Category Archives: What Stopped The 2008 Crash?

What Stopped The 2008 Crash?

The One Lesson To Learn Before A Market Crash

Tyler Durden's picture

Submitted by Tyler Durden on 07/13/2015

Submitted by Jim Quinn via The Burning Platform blog,

Greece is saved!!! I mean BANKERS are saved!!! The market will celebrate the total capitulation of Greece to the EU bankers. Nothing has been resolved. The debt won’t be repaid. The can has been kicked again. Portugal, Spain, Italy, Ireland and even France are essentially insolvent. It’s all a ponzi scheme. The bankers win and the people lose. Hope is not a strategy. Hussman’s weekly tome shows how a crisis plays out. Bad shit happens and the powers that be react with bad solutions that keep their wealth and power protected. Their bad solutions lead to a worse crisis. More bad solutions. And so on, until complete collapse.

Look back to the 2007-2009 market collapse, and you’ll notice something. Despite repeated monetary and fiscal interventions, a positive shift in market internals didn’t happen until March-April 2009. In hindsight, it was none of those interventions that produced the shift, but instead the change in accounting rule FAS 157 in the second week of March 2009 that finally ended the collapse.
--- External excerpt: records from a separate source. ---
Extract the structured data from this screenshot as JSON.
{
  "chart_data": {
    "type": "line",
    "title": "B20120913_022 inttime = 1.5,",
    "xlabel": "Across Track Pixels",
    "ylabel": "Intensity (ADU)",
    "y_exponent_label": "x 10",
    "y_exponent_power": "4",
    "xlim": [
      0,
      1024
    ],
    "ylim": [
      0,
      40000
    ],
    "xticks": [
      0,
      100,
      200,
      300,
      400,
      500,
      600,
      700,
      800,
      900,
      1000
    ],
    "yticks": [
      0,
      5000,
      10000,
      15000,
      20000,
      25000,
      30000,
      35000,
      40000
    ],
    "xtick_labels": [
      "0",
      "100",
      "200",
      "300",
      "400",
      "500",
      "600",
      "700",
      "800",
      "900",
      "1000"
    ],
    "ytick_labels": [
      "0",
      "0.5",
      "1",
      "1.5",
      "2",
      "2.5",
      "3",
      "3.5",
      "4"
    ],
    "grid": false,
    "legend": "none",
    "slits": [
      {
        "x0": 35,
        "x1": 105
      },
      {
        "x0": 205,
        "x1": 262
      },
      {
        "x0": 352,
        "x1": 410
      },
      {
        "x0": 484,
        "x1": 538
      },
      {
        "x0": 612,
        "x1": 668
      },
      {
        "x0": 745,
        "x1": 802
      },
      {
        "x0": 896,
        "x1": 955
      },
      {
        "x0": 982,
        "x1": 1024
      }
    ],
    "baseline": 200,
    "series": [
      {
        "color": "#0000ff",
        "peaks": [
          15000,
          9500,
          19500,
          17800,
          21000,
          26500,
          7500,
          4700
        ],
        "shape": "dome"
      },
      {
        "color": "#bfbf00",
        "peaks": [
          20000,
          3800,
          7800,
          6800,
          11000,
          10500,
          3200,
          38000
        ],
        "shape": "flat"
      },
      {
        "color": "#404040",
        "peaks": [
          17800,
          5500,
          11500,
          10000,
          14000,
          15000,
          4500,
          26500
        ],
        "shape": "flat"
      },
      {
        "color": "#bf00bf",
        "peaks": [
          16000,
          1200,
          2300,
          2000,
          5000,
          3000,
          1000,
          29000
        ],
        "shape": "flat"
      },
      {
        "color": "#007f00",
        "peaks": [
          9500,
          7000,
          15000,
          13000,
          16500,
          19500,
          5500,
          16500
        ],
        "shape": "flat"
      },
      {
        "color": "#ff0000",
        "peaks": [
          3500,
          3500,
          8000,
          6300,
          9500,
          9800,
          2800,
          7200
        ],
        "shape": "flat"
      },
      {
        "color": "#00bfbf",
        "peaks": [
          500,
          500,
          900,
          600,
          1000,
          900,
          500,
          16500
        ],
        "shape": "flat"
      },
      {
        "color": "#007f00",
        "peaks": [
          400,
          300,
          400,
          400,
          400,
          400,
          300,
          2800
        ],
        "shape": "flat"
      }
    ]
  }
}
That accounting change eliminated the “mark-to-market” rule that had required banks to report the value of their assets at market value, and instead allowed banks considerable discretion to choose the value at which those assets were reported. With the stroke of a pen, banks that were insolvent on a mark-to-market basis became whole on a mark-to-model basis. In hindsight, regulatory authorities used that change to abandon any further action that might have put those insolvent banks and financial institutions into receivership or conservatorship. In the end, it was not monetary easing, nor troubled-asset relief, that ended the collapse. It was a change in accounting rules.

 

A similar failure of memory seems to prevail when the media incorrectly suggests that the collapse of the market in 2008 began with the Lehman bankruptcy on September 15. The fact is that the market fully recovered to even higher levels the following week as the government banned short selling of financial stocks (much like China is doing more broadly at present). Weeks later, in a wicked case of “sell the news,” the actual collapse started literally 15 seconds after the TARP bailout was passed by Congress. Investors want to tie market outcomes to very specific events or catalysts. But history suggests a different lesson: once extreme valuations are joined by a shift toward risk-aversion among investors, the specific events become irrelevant. One way or another, the market is likely to get hit by a truck.

 

In October 2008, as the global financial crisis was in full force, Robert Prechter of EWT published a very instructive graphic illustrating how the accumulating market losses were descending along a “slope of hope” (the corollary to bull markets climbing a so-called “wall of worry”) despite repeated official interventions. Notice that aside from very short-term rallies following various interventions, the market kept collapsing. We encourage investors to learn from this now.

 

The S&P 500 would ultimately plunge below 700 by March 2009. Importantly, investors who “followed the Fed” during the 2007-2009 collapse would have done so through the 55% loss in the S&P 500, because the Fed began easing weeks before the 2007 peak, and kept easing all the way down. As in every other market cycle across history, it was far better to follow the condition of investor risk-preferences directly.

 

 

Don’t make the mistake of getting the relationship between monetary interventions and the risk-preferences of investors backwards. Monetary easing and other interventions can be very effective when they occur against a backdrop of risk-seeking investor preferences, but history shows that they regularly fail when they occur against a backdrop of risk-aversion among investors. The best measure of investor risk preferences is the uniformity or divergence of market internals across a broad range of risk-sensitive securities. Prechter describes the prevailing psychology of investors with the term “socioeconomic orientation,” and his observations on this, I think, are exactly correct:

 

“People keep asking, ‘What effect will the next central-bank plan have on the stock market’s behavior?’ This is the wrong question. The socioeconomic orientation turns the question around: ‘What effect will the next stock market move have on the central bank’s behavior?’Just study [the chart above] and you can see that the authorities are not pushing the stock market around; the stock market is pushing the authorities around. Sadly, when markets push authorities around, authorities push people around. All it does is make things worse.”